Kimball CEO Bob Schneider leaves

  • Push-out Score suggests push-out forces
  • After about four years in the position
  • Accolades, praise and thanks for Schneider
  • Search for a successor
  • Schneider spoke at length and said 366 words

(exechange) — Jasper, Indiana, May 8, 2018 — Bob Schneider, chief executive of Kimball, leaves. As announced by Kimball International, Inc. in a news release and in a regulatory filing published on Tuesday, May 8, 2018, Robert F. (Bob) Schneider leaves his post as Chief Executive Officer at the maker of furnishings after about four years in the position, effective October 31, 2018.

Among the 3,000 largest publicly held companies incorporated in the U.S. based on market capitalization, the average tenure of the CEOs who departed over the past 12 months was 9.8 years, according to data compiled by exechange.

Kimball will undertake a search for a successor.

“Pursue personal interests and travel”

Schneider’s departure from the CEO post is explained as follows. Schneider said: “I’ve always had an aspiration to retire early to allow ample time to pursue personal interests and travel.”

The phrase “pursue personal interests and travel” opens the door to speculation.

Precise information about Schneider’s future plans was not immediately available.

“Retire”

Kimball said: “Bob Schneider has informed the Board of Directors of his plans to retire on October 31, 2018, after four years as CEO.”

Kimball further said: “On May 7, 2018, Robert F. Schneider informed the Board of Directors … of Kimball International, Inc. … of his decision to retire as the Company’s Chief Executive Officer.”

Share price decline

The change follows a decline in the share price of Kimball International, Inc. since October 2017.

In the position of CEO since 2014

Robert F. Schneider has been the Chairman and Chief Executive Officer of Kimball International, Inc. since November 2014.

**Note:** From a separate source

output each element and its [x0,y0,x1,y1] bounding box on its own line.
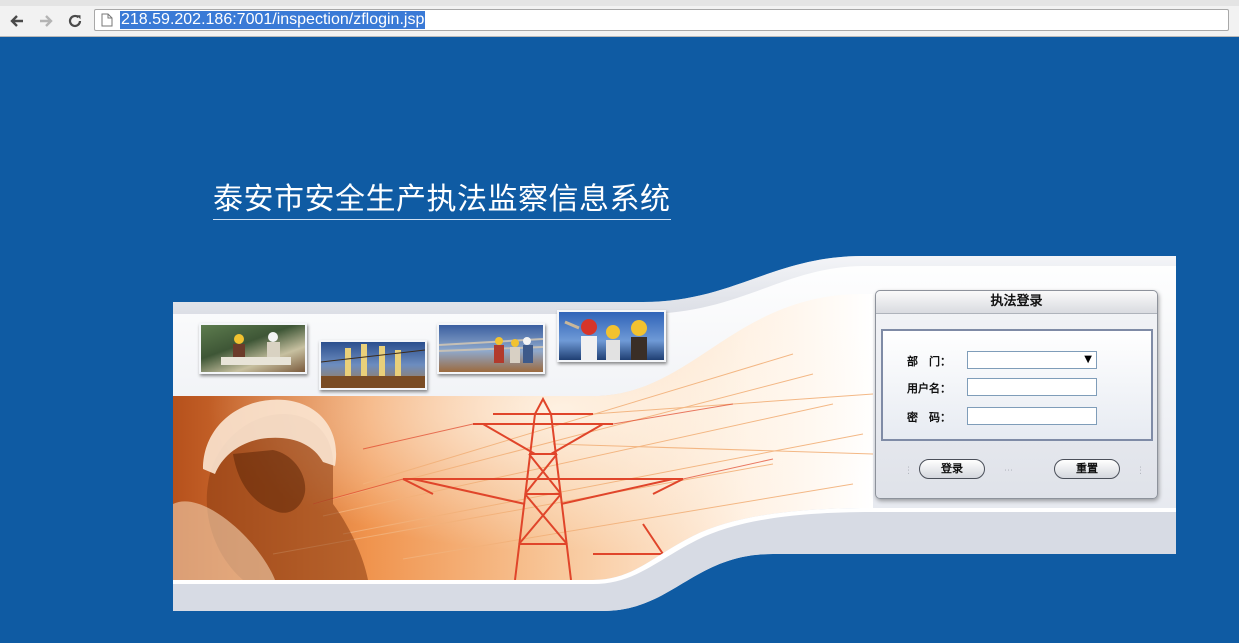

Bob Schneider, Chairman of the Board & Chief Executive Officer, Kimball International, Inc., joined the company in 1987 and has been an officer since 1992, serving in various financial and executive capacities.

Prior to becoming Chairman of the Board & CEO, Schneider was Chief Financial Officer, with responsibilities including Kimball International strategic planning, finance, audit, and treasury services.

He assumed full strategic and operating responsibility for the Kimball Hospitality subsidiary in 2013.

He served on the Company’s eight-member Corporate Steering Committee, formulating Kimball International strategy and establishing direction for the Company.

Before joining Kimball International, Schneider was with the public accounting firm of Deloitte Haskins and Sells in Cincinnati.

Schneider received his bachelor’s degree in Accounting with High Distinction from Indiana University.

Bob Schneider has informed the Board of Directors of his plans to retire on October 31, 2018, after four years as CEO. At that time, Schneider intends to step down as Chairman of the Board but will remain a member of the Board of Directors to provide continuity during the transition, for a time period not to exceed the remainder of his current term which ends in 2020.

He plans for his retirement to be effective October 31, 2018, but has agreed to remain employed as CEO beyond October 31, 2018 if the Board has not yet appointed his successor at that time.

Schneider will continue to serve as Chairman of the Board until the Board appoints a new Chairman, which will occur no later than the date of the Company’s 2018 annual shareholder meeting.

Following retirement, Schneider will remain a member of the Board to provide continuity during the transition, for a time period not to exceed the remainder of his current term, which expires in 2020.

Unplanned

As a general rule, when a top manager announces to step aside with no successor available, it’s a signal that the change was unexpected and too early.

Push-out Score suggests push-out forces

It is not completely certain what forces eventually triggered Bob Schneider’s move.

The Push-out Score™ determined by exechange suggests that push-out forces may have contributed to the change.